Caesar and human engineer Malcolm (Jason Clarke) gradually learn to trust each other and hope to forge a trans-simian peace treaty that will allow the San Francisco human colony to generate power using a dam deep in the ape-forest that might still work. (There’s a lot of feeble plotting herein, but that’s some of the worst.) Koba and Oldman’s batshit-crazy yeller, of course, prefer to launch World War Ape, and you get exactly one guess – no, wait, you don’t. Not even one.
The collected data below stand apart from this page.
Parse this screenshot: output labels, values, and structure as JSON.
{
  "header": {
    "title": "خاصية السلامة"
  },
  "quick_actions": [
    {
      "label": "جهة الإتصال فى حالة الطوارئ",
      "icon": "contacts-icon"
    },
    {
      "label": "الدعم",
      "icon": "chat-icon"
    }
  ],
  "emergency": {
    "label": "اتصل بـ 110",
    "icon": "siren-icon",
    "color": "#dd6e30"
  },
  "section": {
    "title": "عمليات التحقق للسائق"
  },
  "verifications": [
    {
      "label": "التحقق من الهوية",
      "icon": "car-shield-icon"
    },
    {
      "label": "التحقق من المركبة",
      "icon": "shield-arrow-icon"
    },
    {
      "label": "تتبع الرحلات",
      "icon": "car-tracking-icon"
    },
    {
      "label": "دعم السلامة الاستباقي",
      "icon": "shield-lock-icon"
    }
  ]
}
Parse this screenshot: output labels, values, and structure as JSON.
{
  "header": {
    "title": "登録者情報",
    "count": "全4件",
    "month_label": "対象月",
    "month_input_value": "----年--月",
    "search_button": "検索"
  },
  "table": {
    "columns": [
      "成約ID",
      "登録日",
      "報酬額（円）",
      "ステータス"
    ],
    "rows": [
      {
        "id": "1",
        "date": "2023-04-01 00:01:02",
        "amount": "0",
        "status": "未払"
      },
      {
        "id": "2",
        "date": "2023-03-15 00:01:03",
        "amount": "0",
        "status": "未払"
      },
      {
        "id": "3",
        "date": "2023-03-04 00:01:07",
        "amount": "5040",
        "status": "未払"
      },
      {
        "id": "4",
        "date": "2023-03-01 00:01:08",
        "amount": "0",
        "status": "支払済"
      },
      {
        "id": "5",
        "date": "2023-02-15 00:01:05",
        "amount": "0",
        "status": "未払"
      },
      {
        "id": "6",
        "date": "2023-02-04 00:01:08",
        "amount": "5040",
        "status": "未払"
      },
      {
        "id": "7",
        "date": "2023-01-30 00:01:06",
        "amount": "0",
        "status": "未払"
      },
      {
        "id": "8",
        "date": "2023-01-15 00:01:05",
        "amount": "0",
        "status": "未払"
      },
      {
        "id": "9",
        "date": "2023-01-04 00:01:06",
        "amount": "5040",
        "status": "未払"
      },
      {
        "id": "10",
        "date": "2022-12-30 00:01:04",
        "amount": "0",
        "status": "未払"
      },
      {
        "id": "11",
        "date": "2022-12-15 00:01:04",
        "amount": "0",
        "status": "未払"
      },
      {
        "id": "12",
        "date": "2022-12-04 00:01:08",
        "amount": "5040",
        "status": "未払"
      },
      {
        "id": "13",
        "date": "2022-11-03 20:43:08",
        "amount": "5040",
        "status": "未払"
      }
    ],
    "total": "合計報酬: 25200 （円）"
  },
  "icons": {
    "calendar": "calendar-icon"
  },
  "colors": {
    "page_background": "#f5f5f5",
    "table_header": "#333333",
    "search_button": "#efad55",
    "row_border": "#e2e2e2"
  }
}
Reeves is a highly capable filmmaker when it comes to managing the lugubrious, rain-sodden mood and building tension toward the inevitable explosion of violence. The elaborate digital-effects action sequences are impressive, although nothing we haven’t seen before, and once your eyes get used to the artificial feeling of the motion-capture characters, Caesar and Koba and Maurice the orangutan wise-man and the rest of the apes start to feel like, well, people.
But the problem with “Dawn of the Rise of the Hitler of the Stalin of the Apes” is that Reeves and Serkis and a bunch of other entertainment professionals are stuck with an overly grandiose franchise that can’t quite carry the weight that’s been piled on it. (Is this prequel series universe-contiguous with the five great-dreadful movies of the 1968-73 Charlton Heston series? That's a matter of debate, although not interesting debate.) There were many moments where I admired this movie for its craftsmanship, but virtually none where I was swept away by its storytelling and couldn’t wait to find out what would happen. Here’s a rule that has gradually become clear to me: Any film that begins with one of those fake-news montages, where snippets of genuine CNN footage are stitched together to concoct a feeling of semi-urgency around its hackneyed apocalypse, already sucks even before it gets started. This one makes a dutiful attempt to struggle back from that suckage, but it all ends in yelling.